Assessment of publication bias

A comparison-adjusted funnel plot will be applied to inspect reported bias and small-scale effects visually. If more than 10 trials are available, the funnel plot will be employed to assess the reported bias [47]. If the funnel plot is found to be asymmetrical, Egger’s regression test will be used to analyze the causes of asymmetry. All eligible trials, regardless of the quality of their methodologies, will be included.

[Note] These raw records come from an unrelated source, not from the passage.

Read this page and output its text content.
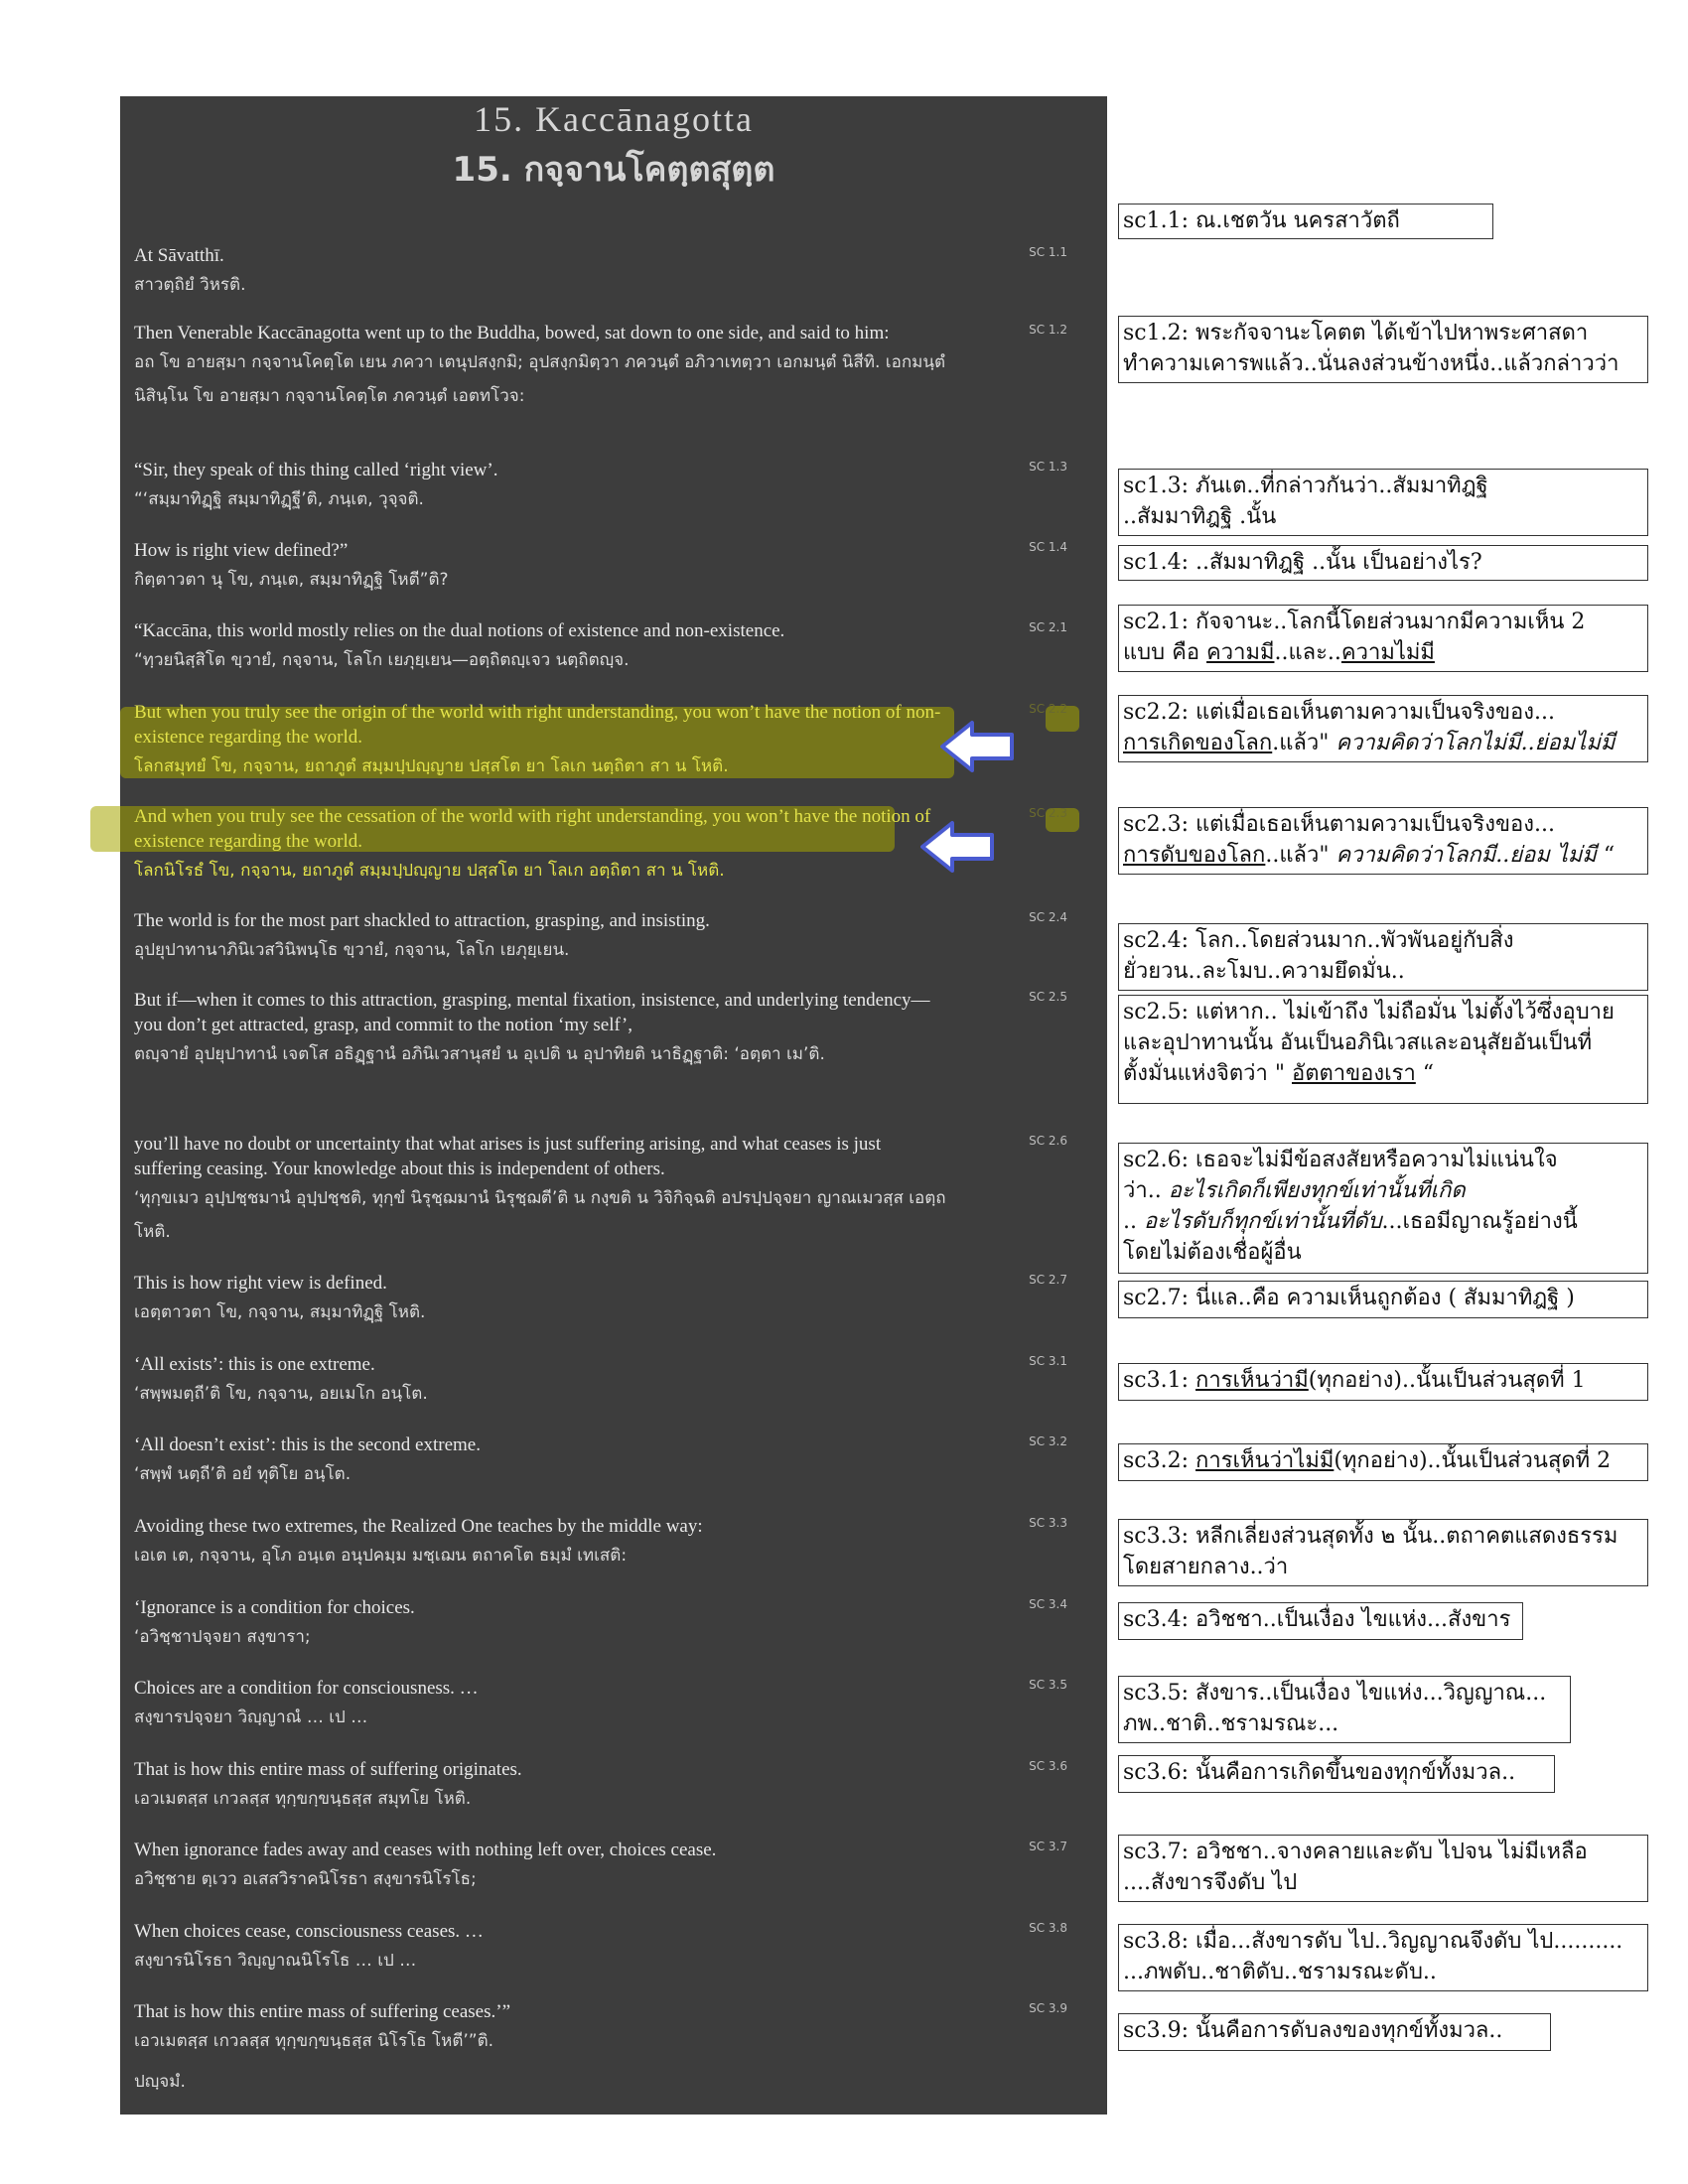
15. Kaccānagotta
15. กจฺจานโคตฺตสุตฺต
At Sāvatthī.
สาวตฺถิยํ วิหรติ.
SC 1.1
Then Venerable Kaccānagotta went up to the Buddha, bowed, sat down to one side, and said to him:
อถ โข อายสฺมา กจฺจานโคตฺโต เยน ภควา เตนุปสงฺกมิ; อุปสงฺกมิตฺวา ภควนฺตํ อภิวาเทตฺวา เอกมนฺตํ นิสีทิ. เอกมนฺตํ นิสินฺโน โข อายสฺมา กจฺจานโคตฺโต ภควนฺตํ เอตทโวจ:
SC 1.2
“Sir, they speak of this thing called ‘right view’.
“‘สมฺมาทิฏฺฐิ สมฺมาทิฏฺฐี’ติ, ภนฺเต, วุจฺจติ.
SC 1.3
How is right view defined?”
กิตฺตาวตา นุ โข, ภนฺเต, สมฺมาทิฏฺฐิ โหตี”ติ?
SC 1.4
“Kaccāna, this world mostly relies on the dual notions of existence and non-existence.
“ทฺวยนิสฺสิโต ขฺวายํ, กจฺจาน, โลโก เยภุยฺเยน—อตฺถิตญฺเจว นตฺถิตญฺจ.
SC 2.1
But when you truly see the origin of the world with right understanding, you won’t have the notion of non-existence regarding the world.
โลกสมุทยํ โข, กจฺจาน, ยถาภูตํ สมฺมปฺปญฺญาย ปสฺสโต ยา โลเก นตฺถิตา สา น โหติ.
SC 2.2
And when you truly see the cessation of the world with right understanding, you won’t have the notion of existence regarding the world.
โลกนิโรธํ โข, กจฺจาน, ยถาภูตํ สมฺมปฺปญฺญาย ปสฺสโต ยา โลเก อตฺถิตา สา น โหติ.
SC 2.3
The world is for the most part shackled to attraction, grasping, and insisting.
อุปยุปาทานาภินิเวสวินิพนฺโธ ขฺวายํ, กจฺจาน, โลโก เยภุยฺเยน.
SC 2.4
But if—when it comes to this attraction, grasping, mental fixation, insistence, and underlying tendency—you don’t get attracted, grasp, and commit to the notion ‘my self’,
ตญฺจายํ อุปยุปาทานํ เจตโส อธิฏฺฐานํ อภินิเวสานุสยํ น อุเปติ น อุปาทิยติ นาธิฏฺฐาติ: ‘อตฺตา เม’ติ.
SC 2.5
you’ll have no doubt or uncertainty that what arises is just suffering arising, and what ceases is just suffering ceasing. Your knowledge about this is independent of others.
‘ทุกฺขเมว อุปฺปชฺชมานํ อุปฺปชฺชติ, ทุกฺขํ นิรุชฺฌมานํ นิรุชฺฌตี’ติ น กงฺขติ น วิจิกิจฺฉติ อปรปฺปจฺจยา ญาณเมวสฺส เอตฺถ โหติ.
SC 2.6
This is how right view is defined.
เอตฺตาวตา โข, กจฺจาน, สมฺมาทิฏฺฐิ โหติ.
SC 2.7
‘All exists’: this is one extreme.
‘สพฺพมตฺถี’ติ โข, กจฺจาน, อยเมโก อนฺโต.
SC 3.1
‘All doesn’t exist’: this is the second extreme.
‘สพฺพํ นตฺถี’ติ อยํ ทุติโย อนฺโต.
SC 3.2
Avoiding these two extremes, the Realized One teaches by the middle way:
เอเต เต, กจฺจาน, อุโภ อนฺเต อนุปคมฺม มชฺเฌน ตถาคโต ธมฺมํ เทเสติ:
SC 3.3
‘Ignorance is a condition for choices.
‘อวิชฺชาปจฺจยา สงฺขารา;
SC 3.4
Choices are a condition for consciousness. …
สงฺขารปจฺจยา วิญฺญาณํ … เป …
SC 3.5
That is how this entire mass of suffering originates.
เอวเมตสฺส เกวลสฺส ทุกฺขกฺขนฺธสฺส สมุทโย โหติ.
SC 3.6
When ignorance fades away and ceases with nothing left over, choices cease.
อวิชฺชาย ตฺเวว อเสสวิราคนิโรธา สงฺขารนิโรโธ;
SC 3.7
When choices cease, consciousness ceases. …
สงฺขารนิโรธา วิญฺญาณนิโรโธ … เป …
SC 3.8
That is how this entire mass of suffering ceases.’”
เอวเมตสฺส เกวลสฺส ทุกฺขกฺขนฺธสฺส นิโรโธ โหตี’”ติ.
SC 3.9
ปญฺจมํ.
sc1.1: ณ.เชตวัน นครสาวัตถี
sc1.2: พระกัจจานะโคตต ได้เข้าไปหาพระศาสดา
ทำความเคารพแล้ว..นั่นลงส่วนข้างหนึ่ง..แล้วกล่าวว่า
sc1.3: ภันเต..ที่กล่าวกันว่า..สัมมาทิฎฐิ
..สัมมาทิฎฐิ .นั้น
sc1.4: ..สัมมาทิฎฐิ ..นั้น เป็นอย่างไร?
sc2.1: กัจจานะ..โลกนี้โดยส่วนมากมีความเห็น 2
แบบ คือ ความมี..และ..ความไม่มี
sc2.2: แต่เมื่อเธอเห็นตามความเป็นจริงของ...
การเกิดของโลก.แล้ว" ความคิดว่าโลกไม่มี..ย่อมไม่มี
sc2.3: แต่เมื่อเธอเห็นตามความเป็นจริงของ...
การดับของโลก..แล้ว" ความคิดว่าโลกมี..ย่อม ไม่มี “
sc2.4: โลก..โดยส่วนมาก..พัวพันอยู่กับสิ่ง
ยั่วยวน..ละโมบ..ความยึดมั่น..
sc2.5: แต่หาก.. ไม่เข้าถึง ไม่ถือมั่น ไม่ตั้งไว้ซึ่งอุบาย
และอุปาทานนั้น อันเป็นอภินิเวสและอนุสัยอันเป็นที่
ตั้งมั่นแห่งจิตว่า " อัตตาของเรา “
sc2.6: เธอจะไม่มีข้อสงสัยหรือความไม่แน่นใจ
ว่า.. อะไรเกิดก็เพียงทุกข์เท่านั้นที่เกิด
.. อะไรดับก็ทุกข์เท่านั้นที่ดับ...เธอมีญาณรู้อย่างนี้
โดยไม่ต้องเชื่อผู้อื่น
sc2.7: นี่แล..คือ ความเห็นถูกต้อง ( สัมมาทิฎฐิ )
sc3.1: การเห็นว่ามี(ทุกอย่าง)..นั้นเป็นส่วนสุดที่ 1
sc3.2: การเห็นว่าไม่มี(ทุกอย่าง)..นั้นเป็นส่วนสุดที่ 2
sc3.3: หลีกเลี่ยงส่วนสุดทั้ง ๒ นั้น..ตถาคตแสดงธรรม
โดยสายกลาง..ว่า
sc3.4: อวิชชา..เป็นเงื่อง ไขแห่ง...สังขาร
sc3.5: สังขาร..เป็นเงื่อง ไขแห่ง...วิญญาณ...
ภพ..ชาติ..ชรามรณะ...
sc3.6: นั้นคือการเกิดขึ้นของทุกข์ทั้งมวล..
sc3.7: อวิชชา..จางคลายและดับ ไปจน ไม่มีเหลือ
....สังขารจึงดับ ไป
sc3.8: เมื่อ...สังขารดับ ไป..วิญญาณจึงดับ ไป..........
...ภพดับ..ชาติดับ..ชรามรณะดับ..
sc3.9: นั้นคือการดับลงของทุกข์ทั้งมวล..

Ethics and informed consents

No ethics approval is required since this systematic review and network meta-analysis do not collect confidential personal data and do not perform interventions in treating patients. Besides, the findings will be disseminated through a peer-reviewed journal.

Discussion

It is reported that various acupuncture methods have been proved to be effective for insomnia disorder in the elderly. However, due to high variability in selecting these acupuncture approaches for clinicians, the Bayesian network meta-analysis will be applied to compare not only the efficacy of available acupuncture therapies, but also rank the probability of acupuncture methods regarding each domain of insomnia disorder in the elderly. To the best of our knowledge, the protocol will be the first systemic review (SR) and NMA to examine acupuncture methods for elderly individuals with insomnia disorder. We sincerely hope that the findings could assist patients, physicians, and clinical research investigators to making more informed treatment decisions. Admittedly, it is worth noting that there may be some limitations existing in this review. On the one hand, only Chinese and English studies were retrieved because of language barrier, which may result in bias. On the other hand, our proposed methodology will only place emphasis on acupuncture approaches, whereas less attention will be paid to the analysis of specific details regarding acupuncture application or acupuncture points selection. The results will be disseminated through peer-reviewed journals or conference reports. The protocol will be updated quickly when supplements are required.